Today was the Payson Scottish Festival – a smalltown highland games, with a lot of stuff packed into a small space. The park where the festival is held is full of mature trees, which provide much-needed shade for the participants. This shade was especially welcome today, since the temperatures have been in the 100’s for the last few days.
This was my second time competing solo (and with the band) so I had an opportunity to put into practice the lessons learned from the Salt Lake Games a month earlier. At Salt Lake I had shot myself in the foot somewhat by choosing a 2/4 march that was way too hard. I decided, as an experiment, to change to very easy tune (The High Road to Gairloch) and this proved successful. I did not place in the solo events, but I felt I gave a much better account of myself, and garnered some encouraging remarks from the judges in both the 2/4 and the slow march.

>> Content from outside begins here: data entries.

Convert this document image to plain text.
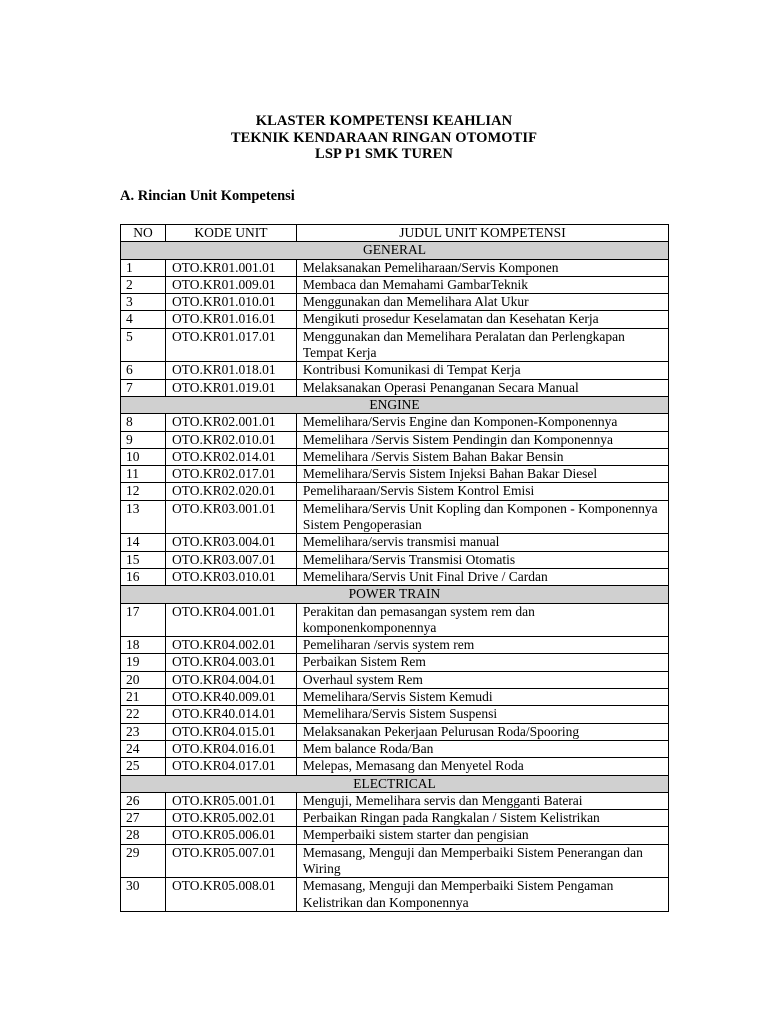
KLASTER KOMPETENSI KEAHLIAN
TEKNIK KENDARAAN RINGAN OTOMOTIF
LSP P1 SMK TUREN
A. Rincian Unit Kompetensi
NO	KODE UNIT	JUDUL UNIT KOMPETENSI
GENERAL		
1	OTO.KR01.001.01	Melaksanakan Pemeliharaan/Servis Komponen
2	OTO.KR01.009.01	Membaca dan Memahami GambarTeknik
3	OTO.KR01.010.01	Menggunakan dan Memelihara Alat Ukur
4	OTO.KR01.016.01	Mengikuti prosedur Keselamatan dan Kesehatan Kerja
5	OTO.KR01.017.01	Menggunakan dan Memelihara Peralatan dan Perlengkapan Tempat Kerja
6	OTO.KR01.018.01	Kontribusi Komunikasi di Tempat Kerja
7	OTO.KR01.019.01	Melaksanakan Operasi Penanganan Secara Manual
ENGINE		
8	OTO.KR02.001.01	Memelihara/Servis Engine dan Komponen-Komponennya
9	OTO.KR02.010.01	Memelihara /Servis Sistem Pendingin dan Komponennya
10	OTO.KR02.014.01	Memelihara /Servis Sistem Bahan Bakar Bensin
11	OTO.KR02.017.01	Memelihara/Servis Sistem Injeksi Bahan Bakar Diesel
12	OTO.KR02.020.01	Pemeliharaan/Servis Sistem Kontrol Emisi
13	OTO.KR03.001.01	Memelihara/Servis Unit Kopling dan Komponen - Komponennya Sistem Pengoperasian
14	OTO.KR03.004.01	Memelihara/servis transmisi manual
15	OTO.KR03.007.01	Memelihara/Servis Transmisi Otomatis
16	OTO.KR03.010.01	Memelihara/Servis Unit Final Drive / Cardan
POWER TRAIN		
17	OTO.KR04.001.01	Perakitan dan pemasangan system rem dan komponenkomponennya
18	OTO.KR04.002.01	Pemeliharan /servis system rem
19	OTO.KR04.003.01	Perbaikan Sistem Rem
20	OTO.KR04.004.01	Overhaul system Rem
21	OTO.KR40.009.01	Memelihara/Servis Sistem Kemudi
22	OTO.KR40.014.01	Memelihara/Servis Sistem Suspensi
23	OTO.KR04.015.01	Melaksanakan Pekerjaan Pelurusan Roda/Spooring
24	OTO.KR04.016.01	Mem balance Roda/Ban
25	OTO.KR04.017.01	Melepas, Memasang dan Menyetel Roda
ELECTRICAL		
26	OTO.KR05.001.01	Menguji, Memelihara servis dan Mengganti Baterai
27	OTO.KR05.002.01	Perbaikan Ringan pada Rangkalan / Sistem Kelistrikan
28	OTO.KR05.006.01	Memperbaiki sistem starter dan pengisian
29	OTO.KR05.007.01	Memasang, Menguji dan Memperbaiki Sistem Penerangan dan Wiring
30	OTO.KR05.008.01	Memasang, Menguji dan Memperbaiki Sistem Pengaman Kelistrikan dan Komponennya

It is clear to me now that the lack of regular, critical feedback is an issue. Despite my good intentions, I still have yet to schedule a regular personal lesson with an experienced piper. Currently I am piping blind, as far as technique is concerned. I will have to remedy this situation if I want to improve.
I was a lot less nervous about the band competition than I had been a month earlier at Salt Lake. I’ve practiced with the band plenty, and play the tunes quite confidently, so I could focus on our Pipe Major and making sure I kept my blowing steady. One of the solo judges in the morning had given me a heads-up: he told me I was moving around a lot and this was a sign of unsteady blowing. He told me he always looked for the waving drones in band competitions and stood behind those pipers. I tried my utmost to remain motionless during our set – I think I did OK!
Well, that’s my last outing competing this year – my band plays in California and Ontario before the season ends, but I am traveling to neither, so it’s time to plan for the Fall and for next year.